Regulation and Cofactors:
– Allosteric modulation involves molecules binding to allosteric sites causing conformational changes.
– Enzymes can be inhibited or activated through allosteric interactions.
– Some enzymes require cofactors like inorganic ions or organic compounds for full activity.
– Coenzymes are small organic molecules that transport chemical groups between enzymes.
– Enzymes do not alter the chemical equilibrium of reactions but increase reaction rates by lowering activation energy.

Enzyme (Wikipedia)

Enzymes (/ˈɛnzmz/) are proteins that act as biological catalysts by accelerating chemical reactions. The molecules upon which enzymes may act are called substrates, and the enzyme converts the substrates into different molecules known as products. Almost all metabolic processes in the cell need enzyme catalysis in order to occur at rates fast enough to sustain life. Metabolic pathways depend upon enzymes to catalyze individual steps. The study of enzymes is called enzymology and the field of pseudoenzyme analysis recognizes that during evolution, some enzymes have lost the ability to carry out biological catalysis, which is often reflected in their amino acid sequences and unusual 'pseudocatalytic' properties.

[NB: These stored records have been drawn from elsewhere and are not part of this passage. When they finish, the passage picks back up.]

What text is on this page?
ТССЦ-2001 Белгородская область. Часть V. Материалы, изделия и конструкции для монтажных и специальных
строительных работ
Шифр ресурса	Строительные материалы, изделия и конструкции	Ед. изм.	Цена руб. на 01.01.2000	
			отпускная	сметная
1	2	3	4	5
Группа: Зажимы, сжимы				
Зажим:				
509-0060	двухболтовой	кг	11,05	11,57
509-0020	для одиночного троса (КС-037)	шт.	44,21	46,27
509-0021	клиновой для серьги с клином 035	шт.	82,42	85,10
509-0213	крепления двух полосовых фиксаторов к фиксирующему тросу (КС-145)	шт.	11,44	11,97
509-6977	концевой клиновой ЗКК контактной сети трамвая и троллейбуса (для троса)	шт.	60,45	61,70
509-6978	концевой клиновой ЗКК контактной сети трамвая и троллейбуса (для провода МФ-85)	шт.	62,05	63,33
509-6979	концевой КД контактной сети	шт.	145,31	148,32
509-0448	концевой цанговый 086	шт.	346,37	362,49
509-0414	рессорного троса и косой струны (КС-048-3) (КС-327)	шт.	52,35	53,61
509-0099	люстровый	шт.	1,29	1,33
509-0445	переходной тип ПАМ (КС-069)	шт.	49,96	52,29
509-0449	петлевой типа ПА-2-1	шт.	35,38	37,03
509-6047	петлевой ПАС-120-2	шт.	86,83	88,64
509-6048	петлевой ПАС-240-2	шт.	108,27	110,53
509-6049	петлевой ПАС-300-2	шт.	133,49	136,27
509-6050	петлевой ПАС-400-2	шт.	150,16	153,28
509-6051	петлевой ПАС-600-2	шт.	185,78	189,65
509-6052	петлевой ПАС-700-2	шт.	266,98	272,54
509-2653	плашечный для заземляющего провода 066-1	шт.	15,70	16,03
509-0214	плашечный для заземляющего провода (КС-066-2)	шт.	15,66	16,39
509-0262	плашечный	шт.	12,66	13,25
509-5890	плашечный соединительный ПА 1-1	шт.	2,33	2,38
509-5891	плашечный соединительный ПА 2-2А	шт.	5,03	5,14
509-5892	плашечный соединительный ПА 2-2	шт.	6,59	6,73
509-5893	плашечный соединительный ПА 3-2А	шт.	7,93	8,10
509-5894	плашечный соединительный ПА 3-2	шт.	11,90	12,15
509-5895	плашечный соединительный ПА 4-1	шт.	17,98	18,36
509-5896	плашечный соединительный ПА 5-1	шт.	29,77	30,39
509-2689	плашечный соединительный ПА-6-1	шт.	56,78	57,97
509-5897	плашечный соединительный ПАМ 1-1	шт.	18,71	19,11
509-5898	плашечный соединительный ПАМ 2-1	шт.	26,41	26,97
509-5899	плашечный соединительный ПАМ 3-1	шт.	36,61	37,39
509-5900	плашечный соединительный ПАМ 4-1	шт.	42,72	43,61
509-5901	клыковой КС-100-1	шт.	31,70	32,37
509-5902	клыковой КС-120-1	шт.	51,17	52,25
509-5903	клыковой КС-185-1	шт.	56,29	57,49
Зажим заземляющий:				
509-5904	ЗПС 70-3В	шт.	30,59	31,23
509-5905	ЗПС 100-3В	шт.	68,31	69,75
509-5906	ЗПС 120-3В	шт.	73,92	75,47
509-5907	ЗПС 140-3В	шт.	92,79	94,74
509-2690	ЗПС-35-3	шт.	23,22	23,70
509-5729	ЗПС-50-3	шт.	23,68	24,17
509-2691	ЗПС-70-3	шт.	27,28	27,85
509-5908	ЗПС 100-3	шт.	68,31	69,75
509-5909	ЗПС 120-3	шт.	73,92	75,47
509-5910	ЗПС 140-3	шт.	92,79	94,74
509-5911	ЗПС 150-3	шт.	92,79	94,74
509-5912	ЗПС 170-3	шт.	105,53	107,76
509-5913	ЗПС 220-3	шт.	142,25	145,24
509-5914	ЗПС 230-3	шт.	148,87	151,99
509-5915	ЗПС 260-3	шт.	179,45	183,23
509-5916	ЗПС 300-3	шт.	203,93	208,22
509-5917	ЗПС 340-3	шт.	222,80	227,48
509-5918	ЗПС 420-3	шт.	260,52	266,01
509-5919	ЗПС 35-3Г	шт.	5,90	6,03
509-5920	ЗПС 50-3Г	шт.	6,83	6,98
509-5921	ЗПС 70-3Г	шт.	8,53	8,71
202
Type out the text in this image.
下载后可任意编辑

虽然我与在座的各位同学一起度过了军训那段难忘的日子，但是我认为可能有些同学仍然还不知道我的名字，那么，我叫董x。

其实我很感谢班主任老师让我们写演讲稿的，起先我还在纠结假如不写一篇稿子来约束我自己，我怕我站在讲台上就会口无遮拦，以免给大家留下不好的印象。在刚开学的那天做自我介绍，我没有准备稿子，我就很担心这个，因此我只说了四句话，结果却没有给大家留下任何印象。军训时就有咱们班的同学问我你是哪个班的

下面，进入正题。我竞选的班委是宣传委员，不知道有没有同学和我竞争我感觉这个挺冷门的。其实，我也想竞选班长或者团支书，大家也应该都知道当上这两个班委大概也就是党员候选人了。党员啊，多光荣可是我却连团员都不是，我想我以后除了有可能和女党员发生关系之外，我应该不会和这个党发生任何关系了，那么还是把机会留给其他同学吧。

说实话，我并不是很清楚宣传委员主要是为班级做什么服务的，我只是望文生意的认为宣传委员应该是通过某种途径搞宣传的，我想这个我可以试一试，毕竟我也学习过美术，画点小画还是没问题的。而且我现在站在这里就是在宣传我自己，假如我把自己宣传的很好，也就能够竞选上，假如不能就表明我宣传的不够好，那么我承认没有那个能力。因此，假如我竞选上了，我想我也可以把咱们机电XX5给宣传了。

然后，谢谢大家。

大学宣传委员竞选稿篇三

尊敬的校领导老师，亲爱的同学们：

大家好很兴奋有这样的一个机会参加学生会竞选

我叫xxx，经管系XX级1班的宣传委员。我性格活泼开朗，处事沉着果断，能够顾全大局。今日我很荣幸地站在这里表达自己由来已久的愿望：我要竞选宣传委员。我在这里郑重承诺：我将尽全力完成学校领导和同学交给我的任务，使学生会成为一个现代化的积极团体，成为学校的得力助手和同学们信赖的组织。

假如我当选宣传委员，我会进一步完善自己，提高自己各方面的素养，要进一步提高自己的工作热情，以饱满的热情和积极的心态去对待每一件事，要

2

Ribbon diagram of glycosidase with an arrow showing the cleavage of the maltose sugar substrate into two glucose products.
The enzyme glucosidase converts the sugar maltose into two glucose sugars. Active site residues in red, maltose substrate in black, and NAD cofactor in yellow. (PDB: 1OBB​)

Enzymes are known to catalyze more than 5,000 biochemical reaction types. Other biocatalysts are catalytic RNA molecules, called ribozymes. An enzyme's specificity comes from its unique three-dimensional structure.

IUPAC definition for enzymes

Like all catalysts, enzymes increase the reaction rate by lowering its activation energy. Some enzymes can make their conversion of substrate to product occur many millions of times faster. An extreme example is orotidine 5'-phosphate decarboxylase, which allows a reaction that would otherwise take millions of years to occur in milliseconds. Chemically, enzymes are like any catalyst and are not consumed in chemical reactions, nor do they alter the equilibrium of a reaction. Enzymes differ from most other catalysts by being much more specific. Enzyme activity can be affected by other molecules: inhibitors are molecules that decrease enzyme activity, and activators are molecules that increase activity. Many therapeutic drugs and poisons are enzyme inhibitors. An enzyme's activity decreases markedly outside its optimal temperature and pH, and many enzymes are (permanently) denatured when exposed to excessive heat, losing their structure and catalytic properties.

Some enzymes are used commercially, for example, in the synthesis of antibiotics. Some household products use enzymes to speed up chemical reactions: enzymes in biological washing powders break down protein, starch or fat stains on clothes, and enzymes in meat tenderizer break down proteins into smaller molecules, making the meat easier to chew.